Race Weekend Central

Driven to the Past: The Big Fuel Gamble

Late one night in May 1968, a bunch of us officials and racers were sitting around talking over an early breakfast at a popular restaurant across Crittenden Drive from the Kentucky State Fairgrounds in Louisville. This was a regular Friday- or Saturday-night get-together after an event at the Fairgrounds Motor Speedway. Sometimes on Saturday night, we substituted dancing at a dive over on Preston Street, but that’s another story.

Anyway, Leonard Blanchard, a pretty decent driver who had just run third or fourth in the late model feature, mentioned that he was thinking about hauling his 1967 Fairlane up to Indianapolis Raceway Park the next day to run a 250-mile USAC race on the road course. Seems he had found out they needed a couple of more cars to fill out the field. He asked if I knew anything about the track.

This was 27 years before I went to work up there, but I replied that I’d been to a few races at both their oval and the road course as well as the drag strip, and knew it was a 2.5-mile course with the drag strip as the front straightaway.

“Well,” Leonard replies, “you know more about it than we do, you are now the crew chief.”

I agreed to meet him the next day at IRP and went on home to Salem, where I was the editor of a local newspaper, for a very short sleep break.

A friend and I headed out early the next day, and sure enough we found Leonard and that No. 95 in the pit area getting ready. The only changes he made on the car were to readjust the suspension so it would turn right as well as left.

He informed me that Emil Andres, the former Indy driver who was running USAC’s stock car division at the time, had told him he could start on the tail of the 36-car field. He said Andres also told him that with the field on hand, “You could make yourself some money if you keep your nose clean and your car running.”

First thing I did was get a program and turn to the page with the track layout on it and show it to Blanchard. I wanted to paste it on the dashboard, but that was vetoed by Al Straub and Dale Baum of Louisville, who were serving as top dogs on the pit crew. Al was another decent driver and Dale was a great mechanic who still runs a Hoosier Racing Tire distributorship in Louisville.

When I asked if he had gotten to go around the track at all, Leonard replied in the negative.

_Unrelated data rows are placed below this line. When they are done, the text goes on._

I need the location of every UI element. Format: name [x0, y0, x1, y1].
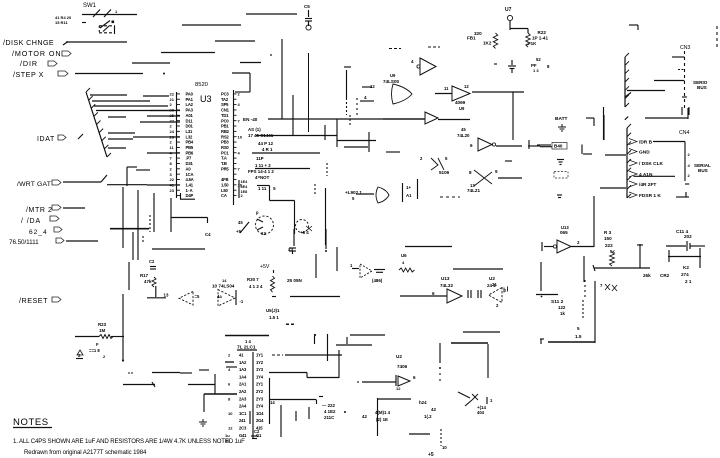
svg-text:1Y4: 1Y4 [256, 374, 264, 379]
wire [540, 262, 542, 291]
wire [132, 62, 170, 64]
wire [338, 350, 340, 378]
wire [255, 168, 310, 170]
svg-text:4 R 1: 4 R 1 [262, 147, 273, 152]
wire [75, 73, 143, 75]
wire [346, 337, 348, 344]
svg-text:+5: +5 [428, 452, 434, 458]
svg-text:1Y2: 1Y2 [256, 360, 264, 365]
connector CN4 pin / DSK CLK [629, 160, 637, 166]
svg-text:PB6: PB6 [186, 150, 194, 155]
wire [204, 393, 237, 395]
wire [336, 344, 372, 346]
wire [147, 184, 180, 186]
svg-text:FB1: FB1 [467, 36, 476, 41]
svg-text:4FB: 4FB [221, 177, 228, 182]
diode CR5 [458, 392, 470, 398]
wire [96, 110, 170, 112]
svg-text:C4: C4 [205, 232, 211, 237]
svg-text:274: 274 [681, 272, 689, 277]
svg-text:(486): (486) [372, 278, 383, 283]
svg-text:27: 27 [170, 118, 175, 123]
wire [594, 267, 650, 269]
svg-text:D4P: D4P [186, 193, 194, 198]
wire [240, 62, 261, 64]
corner bracket [593, 118, 595, 126]
svg-text:1A2: 1A2 [239, 360, 247, 365]
wire [136, 169, 150, 171]
wire [137, 190, 139, 260]
svg-text:1G4: 1G4 [256, 411, 264, 416]
svg-text:1E4: 1E4 [241, 180, 249, 184]
wire [378, 398, 412, 400]
wire [108, 147, 126, 149]
svg-text:202: 202 [684, 234, 692, 239]
svg-text:12: 12 [464, 84, 469, 89]
wire [582, 300, 584, 320]
svg-text:1A4: 1A4 [239, 374, 247, 379]
IC U3 right pin stubs [234, 93, 237, 95]
inverter U12A [179, 292, 193, 306]
svg-text:L32: L32 [186, 134, 193, 139]
svg-text:1 11 + 2: 1 11 + 2 [255, 163, 271, 168]
wire [537, 144, 551, 146]
wire [252, 152, 320, 154]
wire [143, 95, 169, 97]
svg-text:B40: B40 [554, 144, 563, 149]
svg-text:2: 2 [577, 240, 580, 245]
svg-text:PB5: PB5 [186, 145, 194, 150]
capacitor C8 [511, 60, 513, 65]
wire [108, 116, 126, 118]
svg-text:1P 1-41: 1P 1-41 [532, 36, 548, 41]
wire [338, 118, 424, 120]
svg-text:4.5A: 4.5A [186, 177, 194, 182]
svg-text:7406: 7406 [397, 364, 408, 369]
inverter U2B [395, 375, 397, 386]
wire [496, 145, 522, 147]
svg-text:74L20: 74L20 [457, 133, 470, 138]
svg-text:9: 9 [495, 169, 498, 174]
wire [716, 26, 718, 48]
svg-text:D11: D11 [186, 118, 194, 123]
wire [147, 152, 180, 154]
wire [110, 228, 149, 230]
wire [63, 181, 101, 183]
svg-text:+5: +5 [236, 229, 242, 234]
wire [63, 207, 85, 209]
svg-text:14: 14 [222, 278, 227, 283]
wire [540, 146, 552, 148]
wire [214, 374, 216, 394]
connector CN3 pins [684, 51, 686, 109]
svg-text:4: 4 [411, 59, 414, 64]
wire [472, 91, 524, 93]
wire [645, 117, 688, 119]
wire [286, 324, 296, 326]
capacitor C12 [557, 159, 564, 161]
svg-text:PA3: PA3 [186, 108, 194, 113]
svg-text:12: 12 [228, 426, 233, 431]
svg-text:10: 10 [442, 445, 447, 450]
switch SW1 contact box [99, 25, 115, 27]
wire [292, 95, 294, 135]
wire [314, 336, 316, 344]
svg-text:RS2: RS2 [221, 134, 229, 139]
svg-text:23: 23 [170, 188, 175, 193]
svg-text:2: 2 [241, 194, 243, 198]
svg-text:2G4: 2G4 [256, 418, 264, 423]
wire [92, 100, 150, 102]
svg-text:1.50: 1.50 [221, 182, 229, 187]
svg-text:1A3: 1A3 [239, 367, 247, 372]
svg-text:C2: C2 [254, 429, 260, 434]
wire [600, 187, 626, 189]
svg-text:2Y3: 2Y3 [256, 396, 264, 401]
wire [314, 184, 316, 196]
wire [325, 188, 327, 245]
svg-text:10 74LS04: 10 74LS04 [212, 284, 235, 289]
svg-text:2A2: 2A2 [239, 389, 247, 394]
junction dot [439, 367, 441, 369]
svg-text:62_4: 62_4 [29, 229, 48, 236]
wire [140, 121, 180, 123]
svg-text:F: F [96, 342, 99, 347]
svg-text:4 1E2: 4 1E2 [324, 409, 336, 414]
svg-text:x3: x3 [288, 247, 293, 252]
IC U6 body [252, 352, 254, 438]
wire [451, 342, 488, 344]
svg-text:4E4: 4E4 [241, 185, 249, 189]
svg-text:R17: R17 [140, 273, 149, 278]
gate U2A [489, 288, 503, 303]
svg-text:21: 21 [492, 282, 497, 287]
wire [494, 63, 497, 65]
svg-text:74LS00: 74LS00 [383, 79, 400, 84]
svg-text:2Y1: 2Y1 [256, 382, 264, 387]
wire [603, 115, 605, 140]
wire [344, 146, 368, 148]
svg-text:/STEP X: /STEP X [13, 70, 44, 79]
svg-text:41: 41 [170, 182, 175, 187]
wire [327, 334, 329, 361]
svg-text:/4R 2FT: /4R 2FT [639, 182, 656, 188]
svg-text:U7: U7 [505, 7, 512, 13]
wire [257, 185, 270, 187]
connector CN4 pin /DR B [629, 139, 637, 145]
svg-text:CA: CA [221, 193, 227, 198]
junction dot [325, 250, 327, 252]
wire [581, 145, 583, 155]
svg-text:4 1 2 4: 4 1 2 4 [249, 284, 263, 289]
wire [337, 140, 376, 142]
svg-text:/MOTOR ON: /MOTOR ON [12, 49, 62, 58]
wire [319, 396, 323, 398]
svg-text:21: 21 [170, 97, 175, 102]
crystal X1 box [402, 183, 404, 202]
svg-text:2C3: 2C3 [239, 426, 247, 431]
svg-text:52: 52 [536, 57, 541, 62]
svg-text:Redrawn from original A2177T s: Redrawn from original A2177T schematic 1… [24, 449, 147, 456]
svg-text:1M: 1M [99, 328, 105, 333]
svg-text:4069: 4069 [455, 100, 466, 105]
svg-text:222: 222 [605, 243, 613, 248]
svg-text:p: p [256, 210, 259, 215]
svg-text:122: 122 [558, 305, 566, 310]
wire [122, 187, 124, 248]
wire [438, 119, 470, 121]
connector CN4 pin FDSR 1 K [629, 192, 637, 198]
wire [584, 280, 586, 300]
svg-text:TA2: TA2 [221, 97, 229, 102]
svg-text:065: 065 [560, 230, 568, 235]
svg-text:45: 45 [238, 220, 243, 225]
ground [199, 419, 207, 426]
svg-text:1Y1: 1Y1 [256, 353, 264, 358]
connector CN4 pin GND [629, 149, 637, 155]
svg-text:2A4: 2A4 [239, 404, 247, 409]
svg-text:10: 10 [238, 134, 243, 139]
wire [203, 394, 205, 412]
svg-text:2Y4: 2Y4 [256, 404, 264, 409]
svg-text:1Y3: 1Y3 [256, 367, 264, 372]
wire [256, 135, 337, 137]
wire [90, 94, 127, 96]
svg-text:1CA: 1CA [186, 172, 194, 177]
svg-text:22: 22 [170, 177, 175, 182]
wire [199, 369, 209, 371]
net label B40 [552, 143, 567, 150]
svg-text:FPS 14-4 1 2: FPS 14-4 1 2 [248, 169, 274, 174]
gate U13A [447, 289, 462, 303]
capacitor C10 [374, 269, 385, 271]
wire [123, 384, 155, 386]
wire [634, 175, 676, 177]
svg-text:8520: 8520 [195, 82, 208, 88]
svg-text:D31: D31 [186, 161, 194, 166]
wire [639, 244, 641, 268]
svg-text:44 P 12: 44 P 12 [258, 141, 274, 146]
svg-text:GND: GND [639, 150, 650, 156]
wire [349, 115, 351, 126]
wire [383, 118, 425, 120]
svg-text:BUS: BUS [697, 85, 707, 90]
wire [161, 52, 215, 54]
svg-text:12: 12 [396, 386, 401, 391]
svg-text:74L21: 74L21 [467, 188, 480, 193]
wire [140, 105, 168, 107]
capacitor C11 [467, 290, 469, 298]
wire [405, 246, 452, 248]
wire [308, 53, 310, 132]
svg-text:4(M)1 4: 4(M)1 4 [375, 410, 391, 415]
svg-text:2A3: 2A3 [239, 396, 247, 401]
wire [326, 163, 328, 176]
wire [368, 132, 370, 152]
svg-text:45: 45 [461, 127, 466, 132]
svg-text:11P: 11P [256, 156, 264, 161]
wire [270, 399, 316, 401]
svg-text:LA2: LA2 [186, 102, 194, 107]
wire [356, 98, 358, 116]
svg-text:/ DSK CLK: / DSK CLK [639, 161, 664, 167]
svg-text:6: 6 [432, 291, 435, 296]
wire [386, 151, 400, 153]
wire [249, 411, 251, 424]
svg-text:T.B: T.B [221, 161, 227, 166]
wire [152, 372, 180, 374]
wire [603, 107, 605, 140]
svg-text:1 11 5: 1 11 5 [258, 186, 276, 191]
buffer U13B [541, 242, 543, 251]
wire [510, 28, 528, 30]
svg-text:8: 8 [469, 170, 472, 175]
wire [149, 215, 151, 232]
wire [512, 92, 514, 140]
wire [439, 343, 441, 363]
wire [295, 411, 297, 421]
wire [487, 344, 489, 378]
svg-text:11: 11 [444, 86, 449, 91]
svg-text:PC0: PC0 [221, 118, 229, 123]
wire [269, 372, 307, 374]
svg-text:BUS: BUS [698, 168, 708, 173]
svg-text:76.50/1111: 76.50/1111 [9, 239, 39, 246]
svg-text:5<: 5< [610, 249, 615, 254]
connector CN4 pin 4 A1N [629, 171, 637, 177]
svg-text:L31: L31 [186, 129, 193, 134]
svg-text:241: 241 [239, 418, 246, 423]
wire [336, 119, 338, 147]
svg-text:1(.2: 1(.2 [424, 414, 432, 419]
svg-text:h24: h24 [419, 400, 427, 405]
wire [127, 166, 137, 168]
connector J1 (hatched) [86, 92, 107, 157]
wire [453, 268, 503, 270]
wire [290, 296, 340, 298]
wire [152, 248, 205, 250]
wire [505, 160, 512, 162]
wire [593, 196, 595, 247]
svg-text:U3: U3 [200, 94, 212, 104]
svg-text:6: 6 [470, 143, 473, 148]
wire [308, 407, 310, 419]
wire [225, 335, 269, 337]
svg-text:CR2: CR2 [660, 273, 670, 278]
svg-text:==1 8: ==1 8 [89, 348, 100, 353]
svg-text:=5: =5 [195, 294, 200, 299]
svg-text:26k: 26k [643, 273, 651, 278]
wire [133, 136, 180, 138]
svg-text:TD1: TD1 [221, 113, 229, 118]
svg-text:CN4: CN4 [679, 130, 689, 136]
svg-text:L50: L50 [221, 188, 228, 193]
wire [235, 91, 250, 93]
wire [225, 361, 234, 363]
IC U3 left pin stubs [177, 93, 181, 95]
svg-text:1k: 1k [560, 311, 565, 316]
wire [108, 138, 133, 140]
svg-text:25: 25 [170, 113, 175, 118]
svg-text:10: 10 [228, 411, 233, 416]
wire [226, 366, 237, 368]
svg-text:1K2: 1K2 [483, 41, 492, 46]
svg-text:/RESET: /RESET [19, 296, 48, 305]
wire [281, 39, 283, 119]
svg-text:6: 6 [413, 375, 416, 380]
svg-text:U5(J)1: U5(J)1 [266, 308, 280, 313]
wire [463, 331, 500, 333]
junction dot [163, 73, 165, 75]
wire [170, 198, 172, 232]
wire [681, 107, 683, 115]
svg-text:EN -40: EN -40 [243, 117, 258, 122]
wire [324, 125, 326, 140]
svg-text:CN1: CN1 [221, 108, 230, 113]
svg-text:24: 24 [170, 129, 175, 134]
svg-text:U13: U13 [441, 276, 450, 281]
svg-text:150: 150 [604, 236, 612, 241]
wire [440, 196, 460, 198]
wire [153, 193, 155, 232]
wire [182, 24, 241, 26]
wire [400, 295, 447, 297]
svg-text:1. ALL C4PS SHOWN ARE 1uF AND: 1. ALL C4PS SHOWN ARE 1uF AND RESISTORS … [13, 438, 245, 445]
wire [498, 177, 522, 179]
svg-text:/MTR 2: /MTR 2 [26, 207, 53, 214]
wire [94, 105, 140, 107]
svg-text:25 05N: 25 05N [287, 278, 302, 283]
junction dot [314, 334, 316, 336]
wire [528, 140, 530, 149]
svg-text:RB2: RB2 [221, 129, 230, 134]
wire [272, 354, 283, 356]
svg-text:SW1: SW1 [83, 3, 97, 9]
wire [150, 110, 180, 112]
svg-text:RS0: RS0 [221, 145, 229, 150]
svg-text:D01: D01 [186, 124, 194, 129]
wire [188, 384, 215, 386]
wire [293, 229, 295, 246]
svg-text:PB1: PB1 [221, 124, 229, 129]
wire [594, 281, 596, 343]
IC U3 bottom pin bracket [238, 180, 240, 198]
wire [132, 232, 134, 260]
wire [246, 13, 297, 15]
wire [142, 236, 144, 244]
wire [605, 154, 626, 156]
svg-text:4=NOT: 4=NOT [255, 175, 270, 180]
svg-text:1.5: 1.5 [575, 334, 582, 339]
wire [344, 66, 351, 68]
wire [66, 240, 98, 242]
svg-text:C2: C2 [149, 259, 155, 264]
svg-text:PC3: PC3 [221, 92, 229, 97]
svg-text:A1: A1 [406, 193, 412, 198]
svg-text:PB3: PB3 [221, 140, 229, 145]
wire [676, 196, 689, 198]
svg-text:U9: U9 [459, 106, 465, 111]
svg-text:2Y2: 2Y2 [256, 389, 264, 394]
svg-text:IDAT: IDAT [37, 136, 55, 143]
resistor R29 [399, 268, 414, 272]
svg-text:AS (1): AS (1) [248, 127, 261, 132]
wire [583, 256, 585, 282]
svg-text:2A1: 2A1 [239, 382, 247, 387]
wire [122, 294, 124, 361]
svg-text:4 A1N: 4 A1N [639, 172, 653, 178]
wire [548, 341, 595, 343]
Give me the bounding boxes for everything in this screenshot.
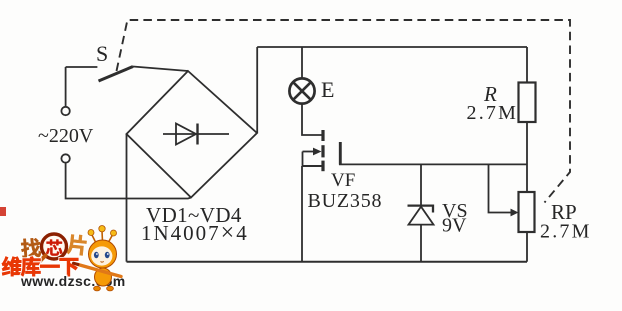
mascot mouth xyxy=(101,261,104,264)
wire top rail to lamp xyxy=(301,47,303,78)
svg-text:BUZ358: BUZ358 xyxy=(308,190,383,212)
wire R to RP xyxy=(526,122,528,192)
lamp E circle xyxy=(289,78,314,103)
wire lamp to drain xyxy=(302,104,322,135)
svg-text:2.7M: 2.7M xyxy=(540,221,592,243)
bridge diode triangle xyxy=(176,124,196,145)
watermark text 芯 xyxy=(46,240,62,256)
watermark text 维 xyxy=(2,257,22,277)
bridge diode symbol line xyxy=(163,133,229,135)
lamp E cross xyxy=(293,82,310,99)
zener VS triangle xyxy=(409,207,434,225)
wire source down to rail xyxy=(301,166,303,262)
RP wiper arrow head xyxy=(511,209,519,217)
wire terminal up xyxy=(65,67,67,107)
wire rail to R xyxy=(526,47,528,83)
wire bridge DC+ up xyxy=(256,47,258,133)
mascot head xyxy=(89,240,117,268)
svg-text:2.7M: 2.7M xyxy=(467,102,519,124)
MOSFET body arrow line xyxy=(303,151,314,153)
mascot body xyxy=(95,268,112,286)
mascot face xyxy=(91,246,112,265)
resistor R body xyxy=(519,83,536,123)
watermark red seal fragment xyxy=(0,207,6,216)
wire RP to rail xyxy=(526,232,528,262)
AC terminal lower xyxy=(61,154,69,162)
magnifier handle xyxy=(33,256,46,269)
wire switch to bridge top xyxy=(133,67,188,72)
svg-text:1N4007×4: 1N4007×4 xyxy=(141,220,249,246)
MOSFET body arrow head xyxy=(313,148,322,156)
svg-text:S: S xyxy=(96,41,108,66)
watermark magnifier glass xyxy=(42,234,67,259)
bottom rail xyxy=(127,261,528,263)
mascot antenna balls xyxy=(88,230,94,236)
zener VS cathode bar xyxy=(408,206,434,213)
mascot eyes xyxy=(94,252,99,258)
wire gate node to zener xyxy=(420,164,422,205)
MOSFET source lead xyxy=(303,165,322,167)
wire bridge DC- down xyxy=(126,134,128,262)
svg-text:VF: VF xyxy=(331,170,355,191)
svg-text:9V: 9V xyxy=(442,215,467,237)
watermark text 下 xyxy=(60,258,79,276)
mascot feet xyxy=(94,286,101,291)
MOSFET VF source bar xyxy=(321,161,324,172)
mascot pen xyxy=(78,265,121,277)
mechanical linkage dashed line xyxy=(117,20,571,203)
switch S wire left xyxy=(66,66,98,68)
top rail xyxy=(257,46,527,48)
MOSFET gate plate xyxy=(339,142,342,165)
mascot antennae xyxy=(92,231,114,243)
watermark text 库 xyxy=(21,257,41,277)
wire zener to rail xyxy=(420,225,422,262)
svg-text:~220V: ~220V xyxy=(38,125,94,147)
wire lower terminal to bridge bottom xyxy=(66,163,191,199)
gate wire to divider xyxy=(339,163,527,165)
MOSFET source/body junction vertical xyxy=(302,152,304,167)
AC terminal upper xyxy=(61,107,69,115)
switch S blade xyxy=(99,67,134,82)
watermark text 片 xyxy=(66,234,87,256)
MOSFET VF drain bar xyxy=(321,130,324,141)
watermark text 一 xyxy=(40,265,59,268)
watermark text 找 xyxy=(21,238,42,258)
bridge rectifier VD1~VD4 diamond xyxy=(127,71,258,198)
bridge diode cathode bar xyxy=(196,124,198,145)
potentiometer RP body xyxy=(519,192,535,232)
MOSFET VF body bar xyxy=(321,145,324,157)
svg-text:E: E xyxy=(321,77,334,102)
RP wiper wire xyxy=(489,164,512,212)
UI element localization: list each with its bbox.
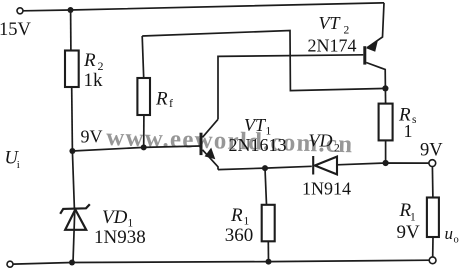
output terminal - (bottom right) (429, 257, 436, 264)
junction dot 9V node (69, 148, 75, 154)
svg-text:1k: 1k (84, 70, 104, 91)
junction dot output node (383, 160, 389, 166)
diode VD2 (313, 156, 337, 175)
input terminal - (bottom left) (7, 261, 13, 267)
node junction top (68, 7, 74, 13)
wire Rf top stem (142, 36, 144, 78)
wire R2 top stem (70, 10, 72, 51)
junction dot VT2 collector (382, 85, 388, 91)
wire VT1 collector to VT2 base (218, 55, 363, 120)
svg-text:VD: VD (102, 207, 128, 228)
resistor Rs (379, 104, 393, 141)
wire Rf to VT2 collector (142, 31, 385, 91)
svg-text:15V: 15V (0, 20, 32, 40)
watermark www.eeworld.com.cn (106, 124, 353, 158)
svg-text:360: 360 (225, 225, 254, 246)
svg-text:VD: VD (309, 130, 333, 150)
wire bottom rail (13, 260, 429, 264)
svg-text:i: i (17, 159, 20, 171)
input terminal + (top left) (17, 8, 23, 14)
resistor R2 (65, 51, 79, 88)
transistor VT2 (363, 46, 366, 64)
junction dot bottom middle (266, 259, 272, 265)
resistor R1 load (427, 198, 439, 238)
svg-text:9V: 9V (420, 141, 443, 161)
wire zener stem (72, 151, 74, 209)
transistor VT1 (200, 133, 203, 155)
svg-text:1N914: 1N914 (302, 178, 351, 198)
junction dot R1-360 top (262, 165, 268, 171)
wire R1 load top stem (431, 167, 434, 198)
wire R1-360 bottom stem (267, 241, 269, 261)
svg-text:s: s (412, 114, 417, 126)
svg-text:2N1613: 2N1613 (229, 135, 287, 155)
zener diode VD1 (60, 204, 90, 230)
svg-text:9V: 9V (397, 222, 421, 243)
wire VT1 emitter/output row (218, 166, 312, 169)
svg-text:R: R (155, 89, 168, 110)
svg-text:VT: VT (319, 13, 342, 33)
svg-text:9V: 9V (81, 126, 103, 146)
svg-text:1: 1 (404, 121, 413, 141)
svg-text:2: 2 (334, 142, 340, 154)
wire R1-360 top stem (265, 168, 267, 205)
svg-text:VT: VT (244, 115, 267, 135)
svg-text:2N174: 2N174 (308, 35, 357, 55)
wire Rs top stem (384, 88, 386, 103)
svg-text:R: R (230, 205, 243, 226)
junction dot Rf bottom (141, 144, 147, 150)
resistor Rf (137, 78, 150, 115)
junction dot bottom left (69, 260, 75, 266)
wire R1 load bottom stem (432, 237, 434, 257)
wire Rf bottom stem (143, 115, 145, 147)
wire Rs bottom stem (385, 140, 387, 163)
resistor R1 360 (262, 205, 275, 242)
node 9V wire (VT1 base) (72, 146, 199, 151)
svg-text:1N938: 1N938 (94, 227, 146, 248)
output terminal + (right) (429, 160, 436, 167)
svg-text:R: R (83, 50, 96, 71)
wire top rail (23, 3, 384, 11)
svg-text:f: f (169, 96, 173, 110)
wire R2 bottom stem (71, 87, 74, 151)
svg-text:u: u (445, 224, 454, 243)
svg-text:o: o (454, 235, 459, 246)
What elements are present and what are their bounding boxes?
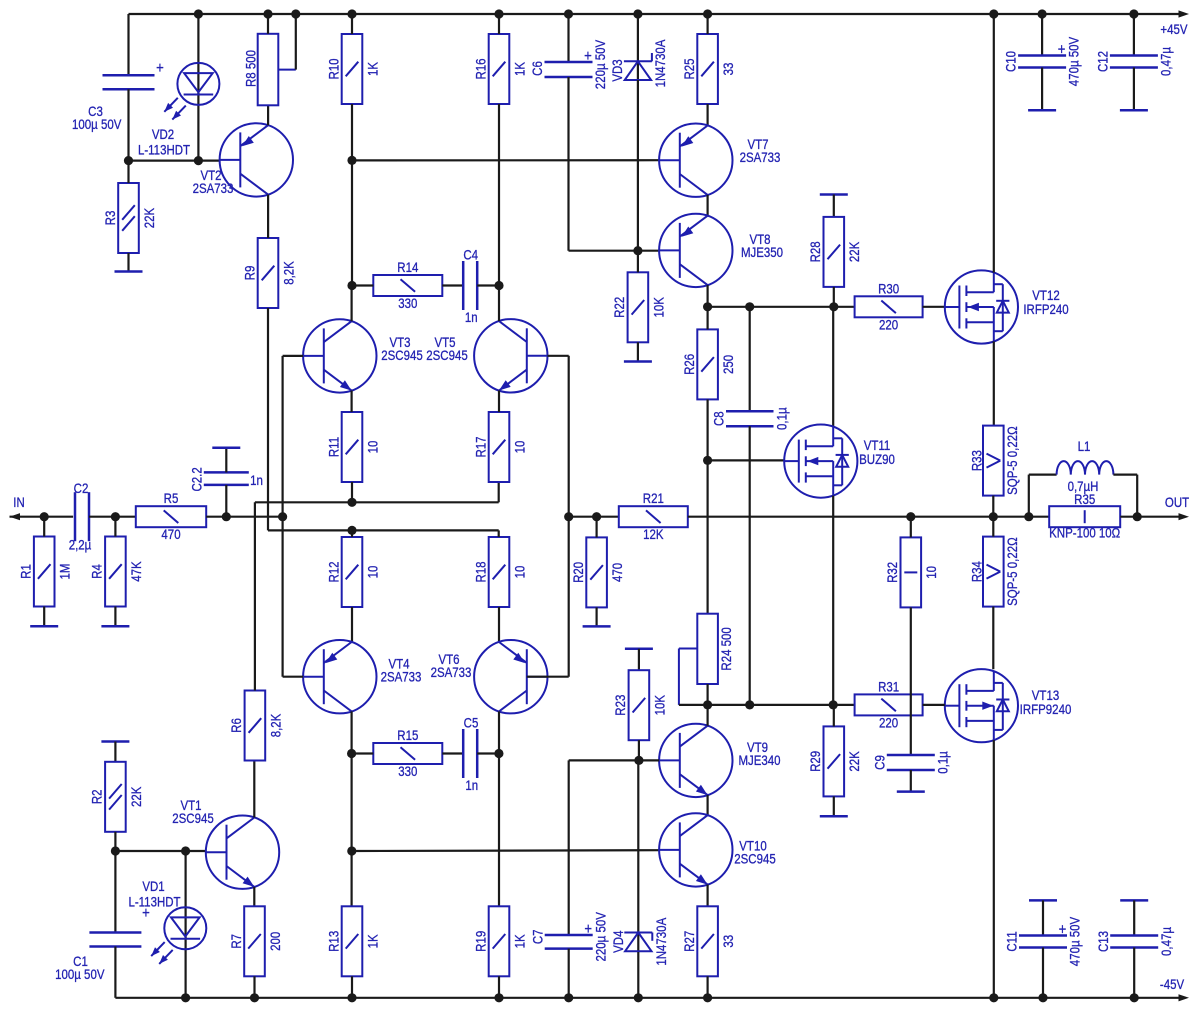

I just suggested that he pay close attention on the pace lap.

This was a pretty big race – not as big as in 1964 when it was 300 miles and they had a bunch of NASCAR stars up there (Fred Lorenzen won it) – but still big. We didn’t have Roush, Hendrick, Childress, Ganassi, Gibbs or those people to contend with, but these were the days of real factory-supported teams – AJ Foyt in a Jack Bowsher Ford, Norm Nelson in a Plymouth, etc.

Leonard acquitted himself well that day. The only problem came when I missed in getting the gas cap back on (before drybreaks) and they black-flagged us because it was dangling from the chain. We came in, put it back on, and they black-flagged us again. A USAC official came to our pit and before he opened his mouth, I was all over him about having to pit twice because they weren’t very observant. That would have ended with me being tossed out of the place if Al and Dale hadn’t grabbed me and apologized to the guy.

Anyway, Leonard plugged on and only fell two laps down over the course of the 100 laps, and the real drama came in the last couple of trips around. Leonard started holding up two fingers (the signal that he needed fuel) with two laps left in the race. I shook my head and waved for him to keep going. I had seen Johnny Shipman, the USAC starter, getting ready to throw the white for the leader (Foyt), and I knew we only had to make one more trip around.

We were sixth and Keith Ploughe, a tough ARCA driver from Indianapolis, was running seventh about 12 seconds behind us. Sixth paid $1,650 and seventh paid $1,100. Nobody else was within a lap of Ploughe, so I was willing to gamble $550 that Leonard could make another lap. He made it, but he wasn’t really happy when a wrecker had to push him in – until I explained the situation.

That was my first experience with “fuel-mileage strategy.” Not bad for a quarter-mile car run by a pickup crew.

Ahead of us in the finishing order was Foyt and Nelson, the only two cars on the lead lap, then Frank Freda in a ’67 Plymouth, Jack Bowsher’s second car which he started and Parnelli Jones took over after 59 laps – he blew the engine in his own car at 10 laps – and Dave Whitcomb in a ‘68 Dodge. This gave us the distinction of being the first non-factory Ford to finish the race, and I was honored that Bowsher, a guy I really respected, came over to shake my hand when it was over.

“Smooth move on the fuel, Potts,” he said. “What did you do, take a vote?”

I asked how he knew we were running so close on fuel.

Jack said, “Because he was holding up two fingers and you had your hand over your eyes while you were waving for him to go on.”